| In accounting, EBITDA stands for "Earnings before Interest, Taxes, Depreciation, and Amortization". Which as the
name suggests is earnings excluding expenses from depreciation, amortization, interest, and taxes (earnings + ITDA), in the way the usually appear on the income statement, up to down. It's the operating income plus depreciation and amortization.
When companies publish their financial statements, the
most important metric for investors is the company's income, which is calculated as the
company's revenue minus all its expenses. Some companies also publish their EBITDA,
which, these companies usually claim, provides a more true picture of the company's profitability than the "income" number.
Depreciation
Specifically, a company's "income" number is always distorted by decisions that the company made in previous years. Depreciation of capital expenditures is a particularly strong factor. For example,
if a company spends $99 million in new desktop computers for all its employees, the company will often decide to depreciate the
purchase over three years. This way, in the first year, when the company calculates its "income" number, it pretends that it has
only spent $33 million that year on desktop computers. The company's income number paints a more rosy and optimistic picture than
actually occurred that year. In each of the second and third years, the company also pretends that it has spent $33 million per
year on desktop computers. Hence, the company's financial picture was probably healthier than indicated by the income number,
since the $33 million had actually already been paid out.
The EBITDA number, it is claimed, does not suffer from this distortion in the second and third years, so investors can get a
better idea of how profitable the company really is. Some purchases are depreciated or amortized over 20 years or more, with a
negative impact on the business's "income" number long after the actual financial effects of the purchases have ceased.
Critics include Warren Buffett, who famously asked, "Does management
think the tooth fairy pays for capital expenditures?"
Hypothetically, a company could spend a trillion dollars on capital expenditures, and this would never show up in the next
million years of the company's EBITDA reports. The "income" number is therefore a more true picture, say critics of EBITDA
reporting, and if an investor wishes to examine short-term financial performance, he should examine the "operating cash flow"
numbers.
The Sophisticated Investor's Perspective on EBITDA
Three fundamental issues underly the use of EBITDA vs. other measures in assessing the value of a firm.
The first is that a company's capital expenditures are
typically variable. In addition, companies depreciate or amortize the capital expense over a varable number of years. In order to
generate more tax revenue governments typically force companies to spread a capital expenditure over the life of the item
purchased. This prevents a company from having a zero tax bill if it reinvests all of its profit in capital expenditures. EBITDA
removes the variable effects from the income measure. A professional investor can use EBITDA to approximate the fundamental
earning power of the company's operations while separately factoring in the projected capital expenditures needed to maintain
those operations.
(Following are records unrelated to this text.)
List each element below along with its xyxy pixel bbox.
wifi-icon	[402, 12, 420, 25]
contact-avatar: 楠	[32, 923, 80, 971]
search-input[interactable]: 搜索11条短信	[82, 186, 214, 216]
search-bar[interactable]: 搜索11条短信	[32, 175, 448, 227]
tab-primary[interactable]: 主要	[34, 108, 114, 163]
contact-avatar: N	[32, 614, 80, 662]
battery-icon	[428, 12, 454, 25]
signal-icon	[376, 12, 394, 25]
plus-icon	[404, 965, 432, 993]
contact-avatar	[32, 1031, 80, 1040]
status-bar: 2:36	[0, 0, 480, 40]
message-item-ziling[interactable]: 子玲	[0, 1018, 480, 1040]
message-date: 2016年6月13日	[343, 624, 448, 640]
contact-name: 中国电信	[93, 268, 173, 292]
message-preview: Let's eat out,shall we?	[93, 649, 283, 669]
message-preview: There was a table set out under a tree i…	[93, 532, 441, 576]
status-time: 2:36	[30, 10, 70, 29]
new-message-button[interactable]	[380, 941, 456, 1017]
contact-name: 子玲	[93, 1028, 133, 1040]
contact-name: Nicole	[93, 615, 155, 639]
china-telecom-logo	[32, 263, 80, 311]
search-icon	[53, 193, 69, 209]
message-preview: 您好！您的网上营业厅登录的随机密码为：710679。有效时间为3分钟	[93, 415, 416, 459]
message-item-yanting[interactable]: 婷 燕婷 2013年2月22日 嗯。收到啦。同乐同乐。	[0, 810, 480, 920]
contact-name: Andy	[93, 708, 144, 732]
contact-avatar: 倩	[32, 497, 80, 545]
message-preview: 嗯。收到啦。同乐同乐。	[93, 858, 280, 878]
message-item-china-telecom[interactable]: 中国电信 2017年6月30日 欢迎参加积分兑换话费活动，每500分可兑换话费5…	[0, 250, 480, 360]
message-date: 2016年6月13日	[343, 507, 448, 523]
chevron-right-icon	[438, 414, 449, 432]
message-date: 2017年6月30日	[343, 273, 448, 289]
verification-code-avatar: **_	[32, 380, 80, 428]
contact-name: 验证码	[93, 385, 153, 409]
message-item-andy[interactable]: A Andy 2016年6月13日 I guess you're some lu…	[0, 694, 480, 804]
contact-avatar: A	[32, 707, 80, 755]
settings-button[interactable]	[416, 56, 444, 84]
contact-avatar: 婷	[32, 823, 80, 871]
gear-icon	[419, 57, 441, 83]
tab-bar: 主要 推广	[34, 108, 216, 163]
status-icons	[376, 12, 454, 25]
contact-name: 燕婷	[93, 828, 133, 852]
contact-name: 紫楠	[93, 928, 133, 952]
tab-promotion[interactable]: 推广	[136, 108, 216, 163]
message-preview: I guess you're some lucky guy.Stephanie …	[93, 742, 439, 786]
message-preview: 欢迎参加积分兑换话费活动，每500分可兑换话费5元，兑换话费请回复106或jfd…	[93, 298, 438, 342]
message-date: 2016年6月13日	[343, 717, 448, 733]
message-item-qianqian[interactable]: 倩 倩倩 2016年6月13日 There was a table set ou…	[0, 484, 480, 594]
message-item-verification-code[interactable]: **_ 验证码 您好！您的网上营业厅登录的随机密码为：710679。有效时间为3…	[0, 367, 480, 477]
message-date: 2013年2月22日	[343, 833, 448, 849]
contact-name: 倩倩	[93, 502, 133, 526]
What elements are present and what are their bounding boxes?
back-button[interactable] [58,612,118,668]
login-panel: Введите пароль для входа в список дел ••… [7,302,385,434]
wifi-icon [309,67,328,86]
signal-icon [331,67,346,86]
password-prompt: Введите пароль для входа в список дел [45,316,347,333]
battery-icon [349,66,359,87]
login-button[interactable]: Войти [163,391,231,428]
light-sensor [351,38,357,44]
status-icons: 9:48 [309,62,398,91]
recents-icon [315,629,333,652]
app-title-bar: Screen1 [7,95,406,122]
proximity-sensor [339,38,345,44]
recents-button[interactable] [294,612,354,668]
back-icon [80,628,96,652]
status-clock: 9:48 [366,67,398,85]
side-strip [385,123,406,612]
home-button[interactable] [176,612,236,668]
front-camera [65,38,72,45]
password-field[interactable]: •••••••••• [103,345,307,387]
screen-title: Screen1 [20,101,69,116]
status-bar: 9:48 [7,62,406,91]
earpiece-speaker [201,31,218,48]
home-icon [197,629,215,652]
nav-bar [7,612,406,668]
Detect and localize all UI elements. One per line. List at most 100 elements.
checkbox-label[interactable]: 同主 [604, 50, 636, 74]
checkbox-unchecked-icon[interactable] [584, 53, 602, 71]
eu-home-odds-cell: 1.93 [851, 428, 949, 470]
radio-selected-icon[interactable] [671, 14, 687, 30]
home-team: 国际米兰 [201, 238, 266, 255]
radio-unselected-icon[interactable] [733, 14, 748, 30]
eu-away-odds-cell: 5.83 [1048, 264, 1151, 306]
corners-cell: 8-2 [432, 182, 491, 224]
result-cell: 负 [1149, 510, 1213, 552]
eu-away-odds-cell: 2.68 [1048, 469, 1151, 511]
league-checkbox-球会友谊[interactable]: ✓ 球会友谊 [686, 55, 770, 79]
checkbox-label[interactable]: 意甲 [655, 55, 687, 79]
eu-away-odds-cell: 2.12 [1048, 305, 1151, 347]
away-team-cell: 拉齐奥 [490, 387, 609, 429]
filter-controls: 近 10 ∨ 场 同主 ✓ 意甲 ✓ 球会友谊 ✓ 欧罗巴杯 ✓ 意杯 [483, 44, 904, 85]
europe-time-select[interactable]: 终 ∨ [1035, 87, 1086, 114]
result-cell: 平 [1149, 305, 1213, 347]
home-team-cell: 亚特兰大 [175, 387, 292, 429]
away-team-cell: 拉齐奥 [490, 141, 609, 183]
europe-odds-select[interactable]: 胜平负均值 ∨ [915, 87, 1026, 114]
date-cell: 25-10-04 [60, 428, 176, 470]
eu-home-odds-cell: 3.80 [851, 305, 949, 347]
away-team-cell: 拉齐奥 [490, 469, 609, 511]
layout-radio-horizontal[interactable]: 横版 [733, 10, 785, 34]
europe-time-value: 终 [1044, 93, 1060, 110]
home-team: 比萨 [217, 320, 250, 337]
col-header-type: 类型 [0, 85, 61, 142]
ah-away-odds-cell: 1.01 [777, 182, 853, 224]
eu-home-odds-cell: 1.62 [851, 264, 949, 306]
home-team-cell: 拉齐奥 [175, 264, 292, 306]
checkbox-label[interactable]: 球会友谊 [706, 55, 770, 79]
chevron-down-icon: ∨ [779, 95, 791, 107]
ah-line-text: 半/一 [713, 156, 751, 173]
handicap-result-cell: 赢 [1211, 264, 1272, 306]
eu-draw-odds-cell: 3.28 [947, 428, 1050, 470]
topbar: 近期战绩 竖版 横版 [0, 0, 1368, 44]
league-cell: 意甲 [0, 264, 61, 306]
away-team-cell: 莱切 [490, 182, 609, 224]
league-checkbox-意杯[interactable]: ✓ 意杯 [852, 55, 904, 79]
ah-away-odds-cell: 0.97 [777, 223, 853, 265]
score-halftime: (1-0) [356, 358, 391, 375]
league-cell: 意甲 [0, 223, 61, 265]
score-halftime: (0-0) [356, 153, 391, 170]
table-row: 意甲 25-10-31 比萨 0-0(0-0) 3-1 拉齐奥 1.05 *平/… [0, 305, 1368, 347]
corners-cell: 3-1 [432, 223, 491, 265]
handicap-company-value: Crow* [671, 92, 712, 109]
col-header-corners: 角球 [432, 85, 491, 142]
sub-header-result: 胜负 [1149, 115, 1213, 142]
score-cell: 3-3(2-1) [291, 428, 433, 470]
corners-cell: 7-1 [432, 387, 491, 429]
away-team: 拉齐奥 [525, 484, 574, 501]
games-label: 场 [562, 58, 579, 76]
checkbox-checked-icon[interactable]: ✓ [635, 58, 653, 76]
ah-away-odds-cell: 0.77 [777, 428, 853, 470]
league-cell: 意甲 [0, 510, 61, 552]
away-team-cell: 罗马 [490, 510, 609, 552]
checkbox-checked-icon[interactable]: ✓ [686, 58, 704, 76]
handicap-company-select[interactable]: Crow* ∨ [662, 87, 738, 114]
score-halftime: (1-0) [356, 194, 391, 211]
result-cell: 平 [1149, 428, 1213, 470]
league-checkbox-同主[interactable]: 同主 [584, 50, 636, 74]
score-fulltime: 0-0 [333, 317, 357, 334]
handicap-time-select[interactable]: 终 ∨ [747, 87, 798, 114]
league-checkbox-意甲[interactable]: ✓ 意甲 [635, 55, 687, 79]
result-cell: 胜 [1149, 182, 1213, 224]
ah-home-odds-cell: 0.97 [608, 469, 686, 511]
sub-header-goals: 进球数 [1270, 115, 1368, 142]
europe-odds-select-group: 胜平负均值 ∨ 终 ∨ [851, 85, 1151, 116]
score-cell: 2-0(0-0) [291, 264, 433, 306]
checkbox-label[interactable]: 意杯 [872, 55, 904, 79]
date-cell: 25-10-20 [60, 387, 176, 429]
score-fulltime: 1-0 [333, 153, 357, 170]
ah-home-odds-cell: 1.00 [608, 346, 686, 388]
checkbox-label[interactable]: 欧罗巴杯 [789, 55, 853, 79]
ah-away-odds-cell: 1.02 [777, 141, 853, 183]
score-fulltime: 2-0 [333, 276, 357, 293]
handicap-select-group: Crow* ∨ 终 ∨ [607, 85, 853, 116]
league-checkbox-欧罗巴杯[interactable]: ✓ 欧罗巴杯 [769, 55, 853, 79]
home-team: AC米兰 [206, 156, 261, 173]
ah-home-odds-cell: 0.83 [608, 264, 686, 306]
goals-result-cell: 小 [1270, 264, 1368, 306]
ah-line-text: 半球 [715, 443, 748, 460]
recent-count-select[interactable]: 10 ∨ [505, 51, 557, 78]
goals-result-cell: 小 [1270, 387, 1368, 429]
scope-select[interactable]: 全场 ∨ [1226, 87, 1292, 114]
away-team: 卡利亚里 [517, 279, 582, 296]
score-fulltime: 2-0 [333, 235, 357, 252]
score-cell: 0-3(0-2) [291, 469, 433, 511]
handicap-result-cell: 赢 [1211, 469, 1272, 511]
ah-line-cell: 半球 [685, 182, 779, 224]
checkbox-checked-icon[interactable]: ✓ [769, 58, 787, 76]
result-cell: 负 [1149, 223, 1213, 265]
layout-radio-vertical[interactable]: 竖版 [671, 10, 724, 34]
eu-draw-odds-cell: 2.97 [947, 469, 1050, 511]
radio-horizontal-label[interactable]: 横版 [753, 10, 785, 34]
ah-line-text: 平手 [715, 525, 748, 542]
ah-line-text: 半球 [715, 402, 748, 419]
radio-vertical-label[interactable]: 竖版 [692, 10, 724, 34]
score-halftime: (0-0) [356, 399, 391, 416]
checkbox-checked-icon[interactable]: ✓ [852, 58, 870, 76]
This is valuable because of the time value of
money. A sophisticated investor knows that a large capital expenditure is less costly if it is to be made several years into
the future (because during the interim period the firm can use the cash for that expenditure to generate income in other ways).
Therefore the sophisticated investor looks at a "pure" measure of ongoing earnings-generating potential and then makes an
educated assessment of the timing of significant capital expenditures.
The second issue is that the value of a company's equity differs depending on its capital structure (whether and to what extent the company is financed with debt). Because EBITDA is also
an earnings measure before interest and taxes (which vary with the amount of debt financing), it approximates the company's
earnings potential if financed with no debt. If capital structure is the only concern (rather than timing of capital
expenditures), then EBIT can be used. A professional investor that can contemplate changing
the capital structure of a firm (e.g., through a leveraged buyout)
first evaluates a firm's fundamental earnings potential (reflected by EBITDA or EBIT), and then determines the optimal use of
debt vs. equity.
The third issue is that the owner of a firm's equity receives all of the cash
flows generated by the firm after meeting all of the firm's commitments. This is the company's free cash flow. Before factoring in capital
expenses, this is the company's operating cash flow. Cash
flow measures include the impact of changes in the company's balance sheet, and in that way differ from income measures. For
example, if a company must purchase an increasingly large amount of inventory as its sales grow, then the company will typically
use cash to buy that inventory before receiving cash in return from customers. The company faces costs as a result of this use of
cash: it either gives up the profits it could have earned by using that cash elsewhere (e.g., by investing it in an
income-producing security) or decreases returns to equity holders by issuing additional debt or equity. This use of cash reduces
the company's cash flow, and reduces the value of the firm, but has no effect on income. EBITDA is not useful in assessing the
impact of such changes in the company's balance sheet.
Historical Context
Most dot-com companies attempted to promote their stock by means of emphasizing
either EBITDA or pro forma earnings in their financial reports, and explaining
away the (often poor) "income" number. In the United States, the Securities and Exchange Commission has cautioned companies that they will be charged
with fraud if they use these alternative numbers in order to mislead investors.